Esta mostra representa um dos mais antigos e mais ricos conjuntos de imagens fotográficas da Capital.
Este conjunto de albuminas constitui uma verdadeira reportagem das ambiências lisboetas, com particular incidência nos aspectos do património edificado, como por exemplo: a Torre de Belém, os Jerónimos, o Aqueduto das Águas Livres, o Paço das Necessidades, mas também vistas gerais da cidade e dos seus habitantes, que com os seus usos e costumes tão bem caracterizam a Lisboa de meados do século XIX.
A mostra suscitará olhares diversos do historiador, do urbanista ou do curioso dessa outra identidade que muitas vezes desbaratamos. Mas também do esteta, pois aqui e ali, certas composições falam bem do modo como o seu autor encarava o registo fotográfico.
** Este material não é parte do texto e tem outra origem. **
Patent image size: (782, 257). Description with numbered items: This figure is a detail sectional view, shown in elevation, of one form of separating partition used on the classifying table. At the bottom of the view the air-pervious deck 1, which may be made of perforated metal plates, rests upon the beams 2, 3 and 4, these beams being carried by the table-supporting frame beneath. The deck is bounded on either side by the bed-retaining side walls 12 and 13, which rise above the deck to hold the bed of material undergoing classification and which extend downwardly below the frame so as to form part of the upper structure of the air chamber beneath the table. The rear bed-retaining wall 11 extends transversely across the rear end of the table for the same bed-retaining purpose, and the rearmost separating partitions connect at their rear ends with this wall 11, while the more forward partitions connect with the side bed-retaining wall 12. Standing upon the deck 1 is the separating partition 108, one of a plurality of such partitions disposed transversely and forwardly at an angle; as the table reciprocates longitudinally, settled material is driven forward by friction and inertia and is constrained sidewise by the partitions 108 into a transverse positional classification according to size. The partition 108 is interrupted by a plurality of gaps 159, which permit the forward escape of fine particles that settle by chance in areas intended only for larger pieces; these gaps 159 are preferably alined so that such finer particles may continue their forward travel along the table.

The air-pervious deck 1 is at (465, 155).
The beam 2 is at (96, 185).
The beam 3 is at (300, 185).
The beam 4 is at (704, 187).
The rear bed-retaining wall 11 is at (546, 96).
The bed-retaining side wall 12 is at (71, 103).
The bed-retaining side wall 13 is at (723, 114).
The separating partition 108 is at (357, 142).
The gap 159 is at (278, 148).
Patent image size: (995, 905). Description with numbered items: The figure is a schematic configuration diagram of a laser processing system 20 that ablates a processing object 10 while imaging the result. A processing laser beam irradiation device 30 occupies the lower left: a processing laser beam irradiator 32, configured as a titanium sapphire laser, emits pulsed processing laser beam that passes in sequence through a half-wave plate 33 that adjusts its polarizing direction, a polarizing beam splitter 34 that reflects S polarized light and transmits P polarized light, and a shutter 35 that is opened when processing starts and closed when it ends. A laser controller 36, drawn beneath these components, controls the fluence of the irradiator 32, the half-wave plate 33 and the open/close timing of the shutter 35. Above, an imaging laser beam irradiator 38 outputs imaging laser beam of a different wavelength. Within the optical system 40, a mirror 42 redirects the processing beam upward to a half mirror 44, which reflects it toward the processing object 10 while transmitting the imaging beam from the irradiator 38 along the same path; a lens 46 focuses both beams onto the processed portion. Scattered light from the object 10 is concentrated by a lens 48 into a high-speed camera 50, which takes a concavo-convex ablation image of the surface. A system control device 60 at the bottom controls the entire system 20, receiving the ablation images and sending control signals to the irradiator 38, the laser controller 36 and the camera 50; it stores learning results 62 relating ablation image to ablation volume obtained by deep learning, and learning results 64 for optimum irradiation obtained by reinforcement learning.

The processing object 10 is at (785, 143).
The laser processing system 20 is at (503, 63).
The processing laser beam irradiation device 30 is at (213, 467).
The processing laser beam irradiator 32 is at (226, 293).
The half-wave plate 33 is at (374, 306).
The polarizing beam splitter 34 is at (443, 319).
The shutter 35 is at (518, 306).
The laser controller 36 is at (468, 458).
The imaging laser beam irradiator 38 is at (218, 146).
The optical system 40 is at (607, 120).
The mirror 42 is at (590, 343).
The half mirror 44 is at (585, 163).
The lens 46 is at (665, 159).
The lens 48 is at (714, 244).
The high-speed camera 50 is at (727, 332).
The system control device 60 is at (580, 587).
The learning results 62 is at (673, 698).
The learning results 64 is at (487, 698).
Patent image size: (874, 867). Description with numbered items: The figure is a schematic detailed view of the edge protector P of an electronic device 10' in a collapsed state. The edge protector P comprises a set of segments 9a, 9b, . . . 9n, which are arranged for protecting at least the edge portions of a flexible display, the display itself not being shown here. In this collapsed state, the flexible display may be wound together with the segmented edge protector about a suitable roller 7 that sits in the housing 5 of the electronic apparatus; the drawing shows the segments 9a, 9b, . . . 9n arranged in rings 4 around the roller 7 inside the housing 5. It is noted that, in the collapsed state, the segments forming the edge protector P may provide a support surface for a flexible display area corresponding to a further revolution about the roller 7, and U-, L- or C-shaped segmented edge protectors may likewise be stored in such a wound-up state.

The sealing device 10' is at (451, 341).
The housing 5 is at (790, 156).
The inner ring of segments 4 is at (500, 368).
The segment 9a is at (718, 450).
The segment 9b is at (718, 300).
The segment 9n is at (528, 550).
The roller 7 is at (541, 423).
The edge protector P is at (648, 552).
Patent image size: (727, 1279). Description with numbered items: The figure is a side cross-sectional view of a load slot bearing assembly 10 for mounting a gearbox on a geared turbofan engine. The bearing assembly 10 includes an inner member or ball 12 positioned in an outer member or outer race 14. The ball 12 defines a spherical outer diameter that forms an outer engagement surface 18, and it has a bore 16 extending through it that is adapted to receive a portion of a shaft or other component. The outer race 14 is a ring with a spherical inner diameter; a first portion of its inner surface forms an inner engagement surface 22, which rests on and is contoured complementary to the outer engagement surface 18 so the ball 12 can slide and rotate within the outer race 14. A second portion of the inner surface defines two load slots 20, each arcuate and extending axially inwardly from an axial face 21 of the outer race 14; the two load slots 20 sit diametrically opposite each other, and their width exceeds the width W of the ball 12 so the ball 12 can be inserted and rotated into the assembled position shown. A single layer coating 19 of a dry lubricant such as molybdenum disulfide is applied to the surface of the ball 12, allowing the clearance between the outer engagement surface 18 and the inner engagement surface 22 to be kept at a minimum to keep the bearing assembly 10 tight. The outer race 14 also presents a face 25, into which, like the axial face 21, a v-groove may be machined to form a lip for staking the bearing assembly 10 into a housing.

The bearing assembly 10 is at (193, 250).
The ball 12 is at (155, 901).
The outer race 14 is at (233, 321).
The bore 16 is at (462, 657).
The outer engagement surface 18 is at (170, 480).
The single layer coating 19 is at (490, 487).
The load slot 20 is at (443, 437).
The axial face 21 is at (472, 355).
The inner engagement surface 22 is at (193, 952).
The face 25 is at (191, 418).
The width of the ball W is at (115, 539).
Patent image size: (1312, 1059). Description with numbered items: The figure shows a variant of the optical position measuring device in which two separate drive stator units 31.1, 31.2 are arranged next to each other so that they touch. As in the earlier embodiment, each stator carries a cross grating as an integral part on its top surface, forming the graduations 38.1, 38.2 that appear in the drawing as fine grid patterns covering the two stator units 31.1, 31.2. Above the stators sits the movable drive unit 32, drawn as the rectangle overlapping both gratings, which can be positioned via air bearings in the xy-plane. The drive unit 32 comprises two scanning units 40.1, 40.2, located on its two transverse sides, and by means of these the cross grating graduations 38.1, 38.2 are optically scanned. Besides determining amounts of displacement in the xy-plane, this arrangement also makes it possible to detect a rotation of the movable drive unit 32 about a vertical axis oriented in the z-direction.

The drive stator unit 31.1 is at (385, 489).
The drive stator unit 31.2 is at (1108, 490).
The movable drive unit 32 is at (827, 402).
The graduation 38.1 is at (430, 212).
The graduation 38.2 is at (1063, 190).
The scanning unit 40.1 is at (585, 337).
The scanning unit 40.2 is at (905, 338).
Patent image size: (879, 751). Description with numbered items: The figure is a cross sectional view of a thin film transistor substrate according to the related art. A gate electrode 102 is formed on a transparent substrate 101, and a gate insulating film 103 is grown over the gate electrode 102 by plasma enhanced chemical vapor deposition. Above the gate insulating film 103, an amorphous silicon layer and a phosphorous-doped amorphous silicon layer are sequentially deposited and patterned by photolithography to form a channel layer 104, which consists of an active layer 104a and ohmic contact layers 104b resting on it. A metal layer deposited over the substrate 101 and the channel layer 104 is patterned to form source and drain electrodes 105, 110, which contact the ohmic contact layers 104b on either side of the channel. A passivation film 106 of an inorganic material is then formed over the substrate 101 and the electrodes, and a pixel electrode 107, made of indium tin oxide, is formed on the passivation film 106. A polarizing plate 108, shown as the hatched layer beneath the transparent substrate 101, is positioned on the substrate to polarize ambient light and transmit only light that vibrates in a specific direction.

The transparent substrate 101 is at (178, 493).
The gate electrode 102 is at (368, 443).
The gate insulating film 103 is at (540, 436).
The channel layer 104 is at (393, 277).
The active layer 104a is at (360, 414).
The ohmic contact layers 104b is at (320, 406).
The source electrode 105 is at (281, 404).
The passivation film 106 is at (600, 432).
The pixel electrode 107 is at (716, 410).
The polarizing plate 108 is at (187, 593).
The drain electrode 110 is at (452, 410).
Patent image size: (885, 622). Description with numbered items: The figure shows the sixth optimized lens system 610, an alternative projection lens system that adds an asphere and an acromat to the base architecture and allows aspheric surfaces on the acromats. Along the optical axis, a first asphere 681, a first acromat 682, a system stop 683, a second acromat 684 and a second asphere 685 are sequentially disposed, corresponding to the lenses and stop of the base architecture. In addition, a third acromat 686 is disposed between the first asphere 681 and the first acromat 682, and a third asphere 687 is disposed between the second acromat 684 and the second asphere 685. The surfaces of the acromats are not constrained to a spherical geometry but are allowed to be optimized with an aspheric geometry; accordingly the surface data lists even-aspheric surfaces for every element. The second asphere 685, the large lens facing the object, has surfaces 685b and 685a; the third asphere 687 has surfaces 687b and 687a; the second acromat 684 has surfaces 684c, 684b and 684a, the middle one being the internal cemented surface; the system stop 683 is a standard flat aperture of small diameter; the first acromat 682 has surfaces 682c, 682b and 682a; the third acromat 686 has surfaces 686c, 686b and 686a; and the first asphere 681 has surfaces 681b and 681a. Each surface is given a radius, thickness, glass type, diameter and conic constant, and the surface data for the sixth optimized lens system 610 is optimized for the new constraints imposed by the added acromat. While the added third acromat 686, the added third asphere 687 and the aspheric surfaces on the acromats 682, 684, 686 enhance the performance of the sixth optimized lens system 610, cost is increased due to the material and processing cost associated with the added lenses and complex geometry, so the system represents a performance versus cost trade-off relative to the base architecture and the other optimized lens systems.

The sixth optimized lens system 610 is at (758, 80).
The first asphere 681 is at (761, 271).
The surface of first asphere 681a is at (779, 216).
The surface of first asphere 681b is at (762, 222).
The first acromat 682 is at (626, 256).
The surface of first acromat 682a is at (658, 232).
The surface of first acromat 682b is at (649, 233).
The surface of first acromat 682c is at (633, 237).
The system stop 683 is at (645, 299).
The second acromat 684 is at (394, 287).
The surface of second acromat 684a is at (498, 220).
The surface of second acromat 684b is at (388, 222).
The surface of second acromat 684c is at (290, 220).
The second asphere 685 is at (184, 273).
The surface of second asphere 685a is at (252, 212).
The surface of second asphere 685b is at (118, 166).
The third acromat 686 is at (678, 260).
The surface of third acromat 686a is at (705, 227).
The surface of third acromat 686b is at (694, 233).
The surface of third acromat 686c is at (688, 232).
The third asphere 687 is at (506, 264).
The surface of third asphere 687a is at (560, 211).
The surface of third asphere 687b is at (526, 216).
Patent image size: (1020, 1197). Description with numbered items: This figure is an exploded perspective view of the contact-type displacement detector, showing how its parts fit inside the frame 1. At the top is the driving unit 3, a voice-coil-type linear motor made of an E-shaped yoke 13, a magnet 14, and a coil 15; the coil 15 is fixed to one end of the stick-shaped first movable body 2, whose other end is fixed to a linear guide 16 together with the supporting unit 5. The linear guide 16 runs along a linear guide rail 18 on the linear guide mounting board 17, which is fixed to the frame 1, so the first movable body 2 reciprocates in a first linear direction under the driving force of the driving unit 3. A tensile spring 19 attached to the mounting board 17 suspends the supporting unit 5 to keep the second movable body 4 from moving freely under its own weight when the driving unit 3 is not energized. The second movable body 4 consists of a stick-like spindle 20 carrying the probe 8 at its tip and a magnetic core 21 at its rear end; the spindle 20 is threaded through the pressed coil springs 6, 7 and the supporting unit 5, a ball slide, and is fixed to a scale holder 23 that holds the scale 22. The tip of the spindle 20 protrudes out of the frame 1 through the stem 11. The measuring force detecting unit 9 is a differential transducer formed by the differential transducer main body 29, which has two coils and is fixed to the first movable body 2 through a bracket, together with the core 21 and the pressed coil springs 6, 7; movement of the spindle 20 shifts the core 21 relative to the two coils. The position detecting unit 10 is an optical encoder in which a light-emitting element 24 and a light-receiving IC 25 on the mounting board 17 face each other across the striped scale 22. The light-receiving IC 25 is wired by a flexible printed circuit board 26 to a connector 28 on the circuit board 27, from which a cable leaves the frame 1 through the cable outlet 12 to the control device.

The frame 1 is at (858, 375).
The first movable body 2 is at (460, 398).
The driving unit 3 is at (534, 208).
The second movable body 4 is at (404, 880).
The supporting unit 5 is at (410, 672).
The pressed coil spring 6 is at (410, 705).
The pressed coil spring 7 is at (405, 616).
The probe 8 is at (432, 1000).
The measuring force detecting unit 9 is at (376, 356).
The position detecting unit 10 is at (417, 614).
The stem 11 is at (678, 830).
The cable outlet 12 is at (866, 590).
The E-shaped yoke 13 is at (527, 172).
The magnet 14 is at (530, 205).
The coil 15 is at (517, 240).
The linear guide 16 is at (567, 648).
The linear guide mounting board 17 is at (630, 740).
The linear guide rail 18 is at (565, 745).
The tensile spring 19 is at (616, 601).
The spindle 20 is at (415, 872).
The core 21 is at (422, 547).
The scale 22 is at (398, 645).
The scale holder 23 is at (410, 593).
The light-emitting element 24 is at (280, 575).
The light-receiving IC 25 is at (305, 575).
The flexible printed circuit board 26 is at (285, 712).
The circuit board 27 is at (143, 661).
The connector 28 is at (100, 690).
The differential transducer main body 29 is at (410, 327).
Este conjunto de imagens pertence ao Centro Português de Fotografia e integra a excelente colecção Alcídia e Luís Viegas Belchior, adquirida em 2006 com o patrocínio do Banco BPI e de Hipermercados Continente SA. A sua exposição no Arquivo Nacional da Torre do Tombo teve o apoio mecenático da Lusitânia Companhia de Seguros.
Em complemento com as imagens produzidas por Ternante serão também apresentadas algumas provas de época, com recurso a diferentes processos fotográficos (papel salgado, albumina, cianotipo) que nos mostram a Torre de Belém e o Palácio das Necessidades, locais emblemáticos de Lisboa, associados à vida de D. Pedro V, pertencentes à Colecção Castilho, do Arquivo Nacional da Torre do Tombo.
Está também patente o original do tratado de Casamento de D. Pedro V com D. Estefânia.